Sunday, May 2, 2010

THE TOWER ON THE TOP!!



Hike to the tower! One of the most well known sights around Camden is the tower on the top of Mount Battie. Take a picnic lunch and hike up there and you can appreciate the inspiration for the opening stanza of Edna St. Vincent Millays’s famous work, “Renascence.”


“All I could see from where I stood
Was three long mountains and a wood;
I turned and looked the other way,
And saw three islands in a bay.”

The familiar phrase, “Where the mountains meet the sea,” is seen frequently on brochures all over town, but the real distinction of it goes much further. From the tip of Florida to the Bay of Fundy, along the entire Atlantic coast, Camden is one of only two places where the mountains do meet the sea. The other is, of course Mount Desert, both in Maine.

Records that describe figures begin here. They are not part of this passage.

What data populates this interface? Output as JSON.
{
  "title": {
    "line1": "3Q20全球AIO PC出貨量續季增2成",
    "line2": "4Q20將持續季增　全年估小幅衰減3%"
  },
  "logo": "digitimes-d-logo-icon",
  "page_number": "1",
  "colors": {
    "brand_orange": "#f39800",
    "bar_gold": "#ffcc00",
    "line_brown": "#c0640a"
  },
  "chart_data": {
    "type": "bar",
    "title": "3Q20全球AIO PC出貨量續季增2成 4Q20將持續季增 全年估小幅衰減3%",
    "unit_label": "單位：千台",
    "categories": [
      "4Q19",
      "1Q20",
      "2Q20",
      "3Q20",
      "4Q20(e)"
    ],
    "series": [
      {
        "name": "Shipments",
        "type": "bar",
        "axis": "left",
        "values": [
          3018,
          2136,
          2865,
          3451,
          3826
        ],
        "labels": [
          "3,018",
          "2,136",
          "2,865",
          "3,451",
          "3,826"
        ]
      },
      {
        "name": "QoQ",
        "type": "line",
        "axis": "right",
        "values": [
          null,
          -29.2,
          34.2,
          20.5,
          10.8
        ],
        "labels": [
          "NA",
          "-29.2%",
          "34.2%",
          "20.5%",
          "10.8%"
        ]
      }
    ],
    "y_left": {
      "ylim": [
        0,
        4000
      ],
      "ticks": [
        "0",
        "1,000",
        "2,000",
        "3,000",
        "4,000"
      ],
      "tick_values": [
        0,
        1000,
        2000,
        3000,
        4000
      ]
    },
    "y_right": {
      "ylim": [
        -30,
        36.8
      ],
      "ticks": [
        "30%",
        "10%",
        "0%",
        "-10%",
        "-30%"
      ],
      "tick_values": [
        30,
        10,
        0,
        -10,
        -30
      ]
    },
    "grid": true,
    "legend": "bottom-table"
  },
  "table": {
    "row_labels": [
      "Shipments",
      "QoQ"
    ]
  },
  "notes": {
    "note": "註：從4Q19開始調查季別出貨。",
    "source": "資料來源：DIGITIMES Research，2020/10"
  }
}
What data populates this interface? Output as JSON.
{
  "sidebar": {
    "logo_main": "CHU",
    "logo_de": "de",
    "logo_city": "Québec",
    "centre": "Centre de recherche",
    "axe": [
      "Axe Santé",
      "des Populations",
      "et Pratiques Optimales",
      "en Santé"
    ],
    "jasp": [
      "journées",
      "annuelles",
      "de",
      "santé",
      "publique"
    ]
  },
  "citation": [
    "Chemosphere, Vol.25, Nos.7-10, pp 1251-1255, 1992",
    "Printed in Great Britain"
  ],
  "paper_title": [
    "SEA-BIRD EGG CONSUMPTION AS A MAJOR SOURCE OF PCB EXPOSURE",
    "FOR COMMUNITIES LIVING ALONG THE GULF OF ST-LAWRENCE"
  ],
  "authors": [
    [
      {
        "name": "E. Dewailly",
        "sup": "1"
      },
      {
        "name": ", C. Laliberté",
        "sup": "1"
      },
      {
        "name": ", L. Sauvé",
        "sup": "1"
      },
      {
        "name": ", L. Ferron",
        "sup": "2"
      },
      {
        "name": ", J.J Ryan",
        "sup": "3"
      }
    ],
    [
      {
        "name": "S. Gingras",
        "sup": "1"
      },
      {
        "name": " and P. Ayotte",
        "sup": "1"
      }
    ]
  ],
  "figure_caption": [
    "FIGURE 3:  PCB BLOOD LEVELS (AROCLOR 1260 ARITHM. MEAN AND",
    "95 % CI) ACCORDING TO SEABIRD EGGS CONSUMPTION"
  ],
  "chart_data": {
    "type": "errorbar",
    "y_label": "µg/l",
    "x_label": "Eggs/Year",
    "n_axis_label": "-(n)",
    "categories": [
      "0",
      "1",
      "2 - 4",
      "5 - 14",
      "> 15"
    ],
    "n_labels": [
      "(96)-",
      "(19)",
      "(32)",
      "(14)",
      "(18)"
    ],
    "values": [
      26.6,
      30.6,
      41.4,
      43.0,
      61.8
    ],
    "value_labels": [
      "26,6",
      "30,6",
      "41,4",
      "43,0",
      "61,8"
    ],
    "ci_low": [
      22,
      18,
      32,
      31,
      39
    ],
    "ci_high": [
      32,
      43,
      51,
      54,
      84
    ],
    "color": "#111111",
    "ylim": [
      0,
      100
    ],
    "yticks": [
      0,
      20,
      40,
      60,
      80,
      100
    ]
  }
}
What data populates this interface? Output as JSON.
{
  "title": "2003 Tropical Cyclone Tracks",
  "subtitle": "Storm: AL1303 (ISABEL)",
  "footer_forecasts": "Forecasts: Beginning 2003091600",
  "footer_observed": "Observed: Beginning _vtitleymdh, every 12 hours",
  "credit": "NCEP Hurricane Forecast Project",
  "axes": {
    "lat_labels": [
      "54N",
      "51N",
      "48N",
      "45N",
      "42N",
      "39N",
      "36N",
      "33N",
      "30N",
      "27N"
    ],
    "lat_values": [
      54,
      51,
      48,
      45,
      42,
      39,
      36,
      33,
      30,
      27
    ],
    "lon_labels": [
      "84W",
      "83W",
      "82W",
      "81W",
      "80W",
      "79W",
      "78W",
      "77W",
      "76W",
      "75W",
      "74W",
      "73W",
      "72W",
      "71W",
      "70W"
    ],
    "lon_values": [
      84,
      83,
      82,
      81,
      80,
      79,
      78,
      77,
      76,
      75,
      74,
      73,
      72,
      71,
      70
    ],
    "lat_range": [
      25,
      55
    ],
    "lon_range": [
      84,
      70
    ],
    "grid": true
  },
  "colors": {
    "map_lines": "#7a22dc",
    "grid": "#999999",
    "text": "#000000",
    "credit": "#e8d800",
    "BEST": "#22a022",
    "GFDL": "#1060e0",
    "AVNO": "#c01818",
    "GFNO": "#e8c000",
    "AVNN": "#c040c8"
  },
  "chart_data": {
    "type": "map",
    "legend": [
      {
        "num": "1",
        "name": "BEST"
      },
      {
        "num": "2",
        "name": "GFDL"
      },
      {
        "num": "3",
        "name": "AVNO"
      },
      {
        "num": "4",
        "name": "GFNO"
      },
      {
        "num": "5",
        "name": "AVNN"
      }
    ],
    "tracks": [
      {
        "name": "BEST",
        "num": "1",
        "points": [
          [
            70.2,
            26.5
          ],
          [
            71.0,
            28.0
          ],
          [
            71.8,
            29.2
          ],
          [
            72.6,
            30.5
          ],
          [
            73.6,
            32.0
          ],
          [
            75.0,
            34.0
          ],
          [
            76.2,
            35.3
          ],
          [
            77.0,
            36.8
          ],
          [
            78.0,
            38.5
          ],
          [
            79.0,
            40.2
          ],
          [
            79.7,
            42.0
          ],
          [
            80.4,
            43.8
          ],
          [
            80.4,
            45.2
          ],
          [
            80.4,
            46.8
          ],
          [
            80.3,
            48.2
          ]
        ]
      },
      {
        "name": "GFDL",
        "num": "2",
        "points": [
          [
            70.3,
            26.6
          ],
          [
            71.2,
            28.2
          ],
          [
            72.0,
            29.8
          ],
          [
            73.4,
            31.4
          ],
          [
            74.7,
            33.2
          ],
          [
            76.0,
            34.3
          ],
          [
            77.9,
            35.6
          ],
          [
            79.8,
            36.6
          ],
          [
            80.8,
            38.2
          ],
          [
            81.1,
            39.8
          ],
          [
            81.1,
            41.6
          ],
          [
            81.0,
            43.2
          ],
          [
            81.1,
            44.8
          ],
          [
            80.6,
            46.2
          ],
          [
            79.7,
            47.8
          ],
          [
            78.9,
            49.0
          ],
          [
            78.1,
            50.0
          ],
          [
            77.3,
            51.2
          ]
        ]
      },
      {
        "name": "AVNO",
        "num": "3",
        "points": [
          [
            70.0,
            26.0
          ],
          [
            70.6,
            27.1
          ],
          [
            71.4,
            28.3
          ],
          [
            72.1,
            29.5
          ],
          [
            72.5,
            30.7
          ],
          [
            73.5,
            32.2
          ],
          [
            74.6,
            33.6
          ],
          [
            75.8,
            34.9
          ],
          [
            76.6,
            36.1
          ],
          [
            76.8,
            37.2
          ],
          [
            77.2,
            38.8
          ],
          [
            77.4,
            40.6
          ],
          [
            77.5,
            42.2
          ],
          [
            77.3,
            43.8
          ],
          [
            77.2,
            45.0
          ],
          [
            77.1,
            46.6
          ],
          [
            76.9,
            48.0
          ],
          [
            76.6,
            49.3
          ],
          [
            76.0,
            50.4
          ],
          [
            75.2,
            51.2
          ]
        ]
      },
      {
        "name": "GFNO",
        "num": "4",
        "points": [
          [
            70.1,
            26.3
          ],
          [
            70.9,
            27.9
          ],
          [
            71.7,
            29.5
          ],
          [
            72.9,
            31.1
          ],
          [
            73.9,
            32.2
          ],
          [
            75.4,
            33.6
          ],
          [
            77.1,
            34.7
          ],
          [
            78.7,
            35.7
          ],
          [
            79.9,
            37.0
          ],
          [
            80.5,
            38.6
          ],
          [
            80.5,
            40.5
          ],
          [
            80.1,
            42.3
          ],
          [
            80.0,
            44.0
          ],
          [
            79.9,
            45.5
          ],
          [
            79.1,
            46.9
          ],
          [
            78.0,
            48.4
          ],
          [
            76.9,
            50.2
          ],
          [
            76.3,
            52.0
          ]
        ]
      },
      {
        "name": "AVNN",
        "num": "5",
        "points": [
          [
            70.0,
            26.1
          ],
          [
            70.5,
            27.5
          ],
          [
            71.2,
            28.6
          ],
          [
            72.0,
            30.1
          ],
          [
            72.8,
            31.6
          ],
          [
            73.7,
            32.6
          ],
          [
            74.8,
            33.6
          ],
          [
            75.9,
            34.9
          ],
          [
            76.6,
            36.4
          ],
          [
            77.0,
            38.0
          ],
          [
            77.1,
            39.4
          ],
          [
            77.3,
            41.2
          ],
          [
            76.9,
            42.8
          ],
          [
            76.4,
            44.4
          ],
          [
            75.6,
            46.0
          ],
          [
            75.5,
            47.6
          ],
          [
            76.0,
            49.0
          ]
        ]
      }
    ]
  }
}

Camden Hills State Park nestles the town of Camden between Mt. Battie (757 ft) and Mt. Megunticook (1385 ft). This beautiful state park is covered in miles of trails just waiting for you to hike them to the top. There are gorgeous trails of varying levels of difficulty. For those who are unable to hike up, there is an excellent asphalt road to the top.

The road was first built in 1897 by Columbus Buswell, who paid $40 to the owners of the old Fay House near the bottom of the mountain, to get the exclusive right to use the road for 10 years and to collect tolls from others. He leased one square acre at the top of the mountain from the Adam family. There he built Summit House. The house, road and 59 more acres were bought in 1899 by a group of summer residents, the Mt. Battie Association, who remodeled the house into a summer hotel which opened on August 17, 1900.

When fire swept across Mt. Battie in 1918, the house was spared, but in 1920 the Association had torn down as it couldn’t pay for itself. One year later the tower was built on the foundation of the house, using some of the original stones, as the World War I Memorial.
Now it awaits Camden’s many visitors to come see the area from the top of the tower!